La scène et ses écosystèmes
Construit en 1891 à la fin de l’empire austro-hongrois dans un style art nouveau, le parc des expositions de Prague a quelque chose de grandiose et d’écrasant à la fois. Sa verrière de plus de 50 mètres de haut, ses ailes adjacentes dans lesquelles il est facile de se perdre et son parc qui s’étend comme une forêt à perte de vue, nous font sentir un peu petits. Mais cette démesure n'empêche pas d’explorer un à un les pavillons de près de 80 pays réunis pour exposer la fine fleur de la scénographie contemporaine.
Certains pays ont choisi le format du best-off, pour montrer, sous la forme de maquettes réelles ou en réalité virtuelle, ce qu’il ont fait de mieux dans le domaine. D’autres on fait le choix, plus radical, de donner carte blanche à un artiste pour porter l’étendard de son pays. Une œuvre unique, souvent immersive, s’offre comme un petit monde que l’on visite avec une curiosité enfantine. C’est cette option là qu’a choisi Philippe Quesne avec Microcosm.

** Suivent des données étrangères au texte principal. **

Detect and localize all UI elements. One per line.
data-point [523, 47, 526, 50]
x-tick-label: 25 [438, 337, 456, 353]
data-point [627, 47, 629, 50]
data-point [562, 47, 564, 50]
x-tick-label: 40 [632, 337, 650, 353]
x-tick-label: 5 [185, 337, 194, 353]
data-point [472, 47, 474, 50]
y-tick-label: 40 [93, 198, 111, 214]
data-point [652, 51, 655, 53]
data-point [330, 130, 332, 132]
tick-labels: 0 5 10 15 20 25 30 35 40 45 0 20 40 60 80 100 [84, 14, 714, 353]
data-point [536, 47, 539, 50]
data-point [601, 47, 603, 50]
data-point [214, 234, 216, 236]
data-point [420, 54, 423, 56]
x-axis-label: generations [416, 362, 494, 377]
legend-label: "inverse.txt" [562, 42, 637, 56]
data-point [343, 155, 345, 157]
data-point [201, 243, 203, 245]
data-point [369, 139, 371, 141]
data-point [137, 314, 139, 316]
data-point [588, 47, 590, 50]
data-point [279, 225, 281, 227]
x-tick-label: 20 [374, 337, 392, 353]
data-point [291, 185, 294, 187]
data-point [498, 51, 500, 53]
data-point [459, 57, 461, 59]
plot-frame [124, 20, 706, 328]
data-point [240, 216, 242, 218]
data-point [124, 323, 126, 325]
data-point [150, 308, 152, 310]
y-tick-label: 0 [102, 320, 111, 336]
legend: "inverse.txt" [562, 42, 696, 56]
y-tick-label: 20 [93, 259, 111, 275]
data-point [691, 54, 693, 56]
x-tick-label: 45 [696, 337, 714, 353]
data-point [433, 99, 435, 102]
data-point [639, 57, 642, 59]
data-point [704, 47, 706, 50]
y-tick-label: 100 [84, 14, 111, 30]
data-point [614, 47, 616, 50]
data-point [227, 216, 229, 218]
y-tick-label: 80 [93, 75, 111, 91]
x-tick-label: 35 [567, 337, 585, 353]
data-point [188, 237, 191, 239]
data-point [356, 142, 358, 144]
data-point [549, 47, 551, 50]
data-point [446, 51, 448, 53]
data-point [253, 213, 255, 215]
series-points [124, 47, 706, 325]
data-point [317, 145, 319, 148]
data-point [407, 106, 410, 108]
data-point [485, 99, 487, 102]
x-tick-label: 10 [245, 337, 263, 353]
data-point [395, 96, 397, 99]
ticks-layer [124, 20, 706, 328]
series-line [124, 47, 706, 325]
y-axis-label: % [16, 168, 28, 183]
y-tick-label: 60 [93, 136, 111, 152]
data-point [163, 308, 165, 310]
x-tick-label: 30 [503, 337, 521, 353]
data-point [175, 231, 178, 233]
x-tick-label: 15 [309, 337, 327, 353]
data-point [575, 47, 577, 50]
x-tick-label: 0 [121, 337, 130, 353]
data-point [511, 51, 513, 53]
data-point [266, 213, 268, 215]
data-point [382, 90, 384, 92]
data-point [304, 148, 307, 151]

Microcosm de Philippe Quesne p. Eva Kořínková
Dans l’espace imposé de 5 mètres sur 5, le metteur en scène a fait construire un vivarium de bois bordé de baies vitrées. Une boîte d’observation à l’image de celles qu’on retrouve sur scène dans beaucoup de ses spectacles. À l’intérieur, un fond verdâtre digne des marécages de Swamp Club, pose le décor. Le piano hanté de Crash Park échoué là on ne sait trop comment, joue seul des mélodies d’anciennes pièces. Au centre du cube, cinq créatures, des empilements de polystyrène, mousse, tissu, papier kraft et plastique. « Ce sont les matières qu’on utilise tous les jours pour travailler, c’est un peu le degré zéro du parfait décorateur. Comment écrire une partition pour ces matériaux oubliés ? » se demande le metteur en scène. Robotisés, les tas de matériaux entament en boucle une petite danse. On se surprend alors à s’attacher à chacun d’eux, à observer la carrure charpentée de l’un, les mouvements nerveux de l’autre ou à écouter le long crissement mélancolique du danseur de papier. Ce n’est que lorsque l’on fait le tour de la boîte que le tout prend une autre saveur : à l’arrière, des lettres capitales comme un cri, clignotent en néon blanc « No Nature, No Future ». Punk et écologique, le message est clair. Microcosm, pavillon zombie et écosystème sans performeurs, entre le songe et la matière, fait le voeux d’un théâtre qui, comme la nature, n’a pas besoin de l’humain pour exister.
À l’école de l’oisiveté
Du côté des pavillons des écoles, la France n’a pas voulu choisir un seul établissement d’enseignement supérieur mais a réunit tous les cursus usant du mot scénographie dans leur intitulé. Ce sont donc 8 étudiants de 8 écoles différentes, accompagnés par Philippe Quesne, qui se sont rencontrés pour fabriquer ensemble la Neuvième école, une école utopique, mobile, terre à terre, aux accents un peu hippie. Exit les vieilles recettes où le savoir se transmet verticalement par un professeur, les étudiants assis devant un bureau. À la place, c’est plutôt à une bande d’amis que nous avons affaire. Ils se sont imaginés à bord d’un camion, en perpétuel road-trip, pour glaner les pratiques et les savoirs là où ils se créent.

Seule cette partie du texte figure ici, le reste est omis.